“I want to go to Europe next summer and take Virgie,” she said.
“May I express the wish that you will honor Châtillon-sur-Loir with a visit?”
“I should like to see something of real French life ever so much,” said Mrs. Manning; “and Virgie would be delighted to look you up.”
“Then we shall live in the hope of seeing you,” said Eugene sweetly, and with a side glance at the curé, who, in blissful unconsciousness of the fact that visitors were being invited under his humble roof, was taking his soup with some noise, and in a state of utter beatification.
As course after course was served, Eugene, who six months before would have been enchanted by the display of riches about him, became more and more unhappy. He preserved his composure, but it was at the expense of his nerves. Mrs. Manning’s voice often sounded distant and hollow in his ears; and once or twice he roused himself with a start, to find that a servant stood at his elbow vainly striving to attract his attention.

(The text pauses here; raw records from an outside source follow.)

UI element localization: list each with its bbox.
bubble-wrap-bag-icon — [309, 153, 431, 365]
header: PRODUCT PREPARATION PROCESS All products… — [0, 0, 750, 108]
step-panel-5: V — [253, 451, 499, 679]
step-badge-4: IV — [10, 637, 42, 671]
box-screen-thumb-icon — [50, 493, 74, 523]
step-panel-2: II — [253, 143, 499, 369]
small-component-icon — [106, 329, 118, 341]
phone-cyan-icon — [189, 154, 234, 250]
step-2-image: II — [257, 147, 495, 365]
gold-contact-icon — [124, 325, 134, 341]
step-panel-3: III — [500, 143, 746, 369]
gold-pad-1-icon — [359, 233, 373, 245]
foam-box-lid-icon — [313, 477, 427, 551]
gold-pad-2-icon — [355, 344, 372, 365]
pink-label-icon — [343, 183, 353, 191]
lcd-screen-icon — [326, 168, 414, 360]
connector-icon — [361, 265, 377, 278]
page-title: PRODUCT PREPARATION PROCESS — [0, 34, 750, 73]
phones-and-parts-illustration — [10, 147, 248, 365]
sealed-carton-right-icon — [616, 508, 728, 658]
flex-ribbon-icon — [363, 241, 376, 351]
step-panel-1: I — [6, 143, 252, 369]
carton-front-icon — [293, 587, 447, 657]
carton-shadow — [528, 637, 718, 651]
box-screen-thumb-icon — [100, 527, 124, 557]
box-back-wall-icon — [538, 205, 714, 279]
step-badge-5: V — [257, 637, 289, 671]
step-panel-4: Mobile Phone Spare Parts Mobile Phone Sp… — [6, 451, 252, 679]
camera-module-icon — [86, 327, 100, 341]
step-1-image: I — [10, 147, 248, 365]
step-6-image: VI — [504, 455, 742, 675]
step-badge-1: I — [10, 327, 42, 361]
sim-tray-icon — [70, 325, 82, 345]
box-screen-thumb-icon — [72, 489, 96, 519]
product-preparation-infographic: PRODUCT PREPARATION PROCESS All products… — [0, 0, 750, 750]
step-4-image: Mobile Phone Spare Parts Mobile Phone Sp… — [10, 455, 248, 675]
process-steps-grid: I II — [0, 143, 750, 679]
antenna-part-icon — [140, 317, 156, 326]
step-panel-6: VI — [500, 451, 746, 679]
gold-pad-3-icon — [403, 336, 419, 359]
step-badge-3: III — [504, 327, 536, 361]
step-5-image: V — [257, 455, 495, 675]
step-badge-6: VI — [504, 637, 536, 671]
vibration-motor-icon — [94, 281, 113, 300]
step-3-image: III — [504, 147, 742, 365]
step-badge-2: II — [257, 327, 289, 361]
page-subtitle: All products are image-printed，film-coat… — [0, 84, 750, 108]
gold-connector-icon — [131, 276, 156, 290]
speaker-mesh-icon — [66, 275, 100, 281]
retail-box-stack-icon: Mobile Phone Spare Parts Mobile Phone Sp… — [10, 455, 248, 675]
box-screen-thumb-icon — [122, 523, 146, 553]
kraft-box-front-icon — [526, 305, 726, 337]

What was the matter with him? He was surrounded with things in which he took delight; and in this fine house with these rich people he should feel perfectly at home, yet his dull and inappreciative eye wandered carelessly over the costly dinner-service and the display of exquisite flowers. The servants moving noiselessly about wearied him; and the lights, soft as they were, made his eyes smart with unshed tears; while Mrs. Manning’s satin dress, dainty as it was, had less beauty in his sight than the plain white cotton gown of the sergeant’s wife.
She was thinking about him now, that kind woman in the cottage by the Fens. Probably she was just drawing her chair up to the fire in the cosey parlor, and was taking from her workbasket one of the fine new garments that she was making for him.
Perhaps she was murmuring softly to her husband, “How I miss that boy!”
“What will she do when I am gone?” thought Eugene in sudden terror. Something seemed to gripe his heart, and he could have cried out in his distress; yet he controlled himself, and replied in a quiet, clear voice to a question that Mrs. Manning was asking him.
“Yes, madam, I will thank you for some preserved ginger. I am fond of it, and it is some time since I have eaten of it.”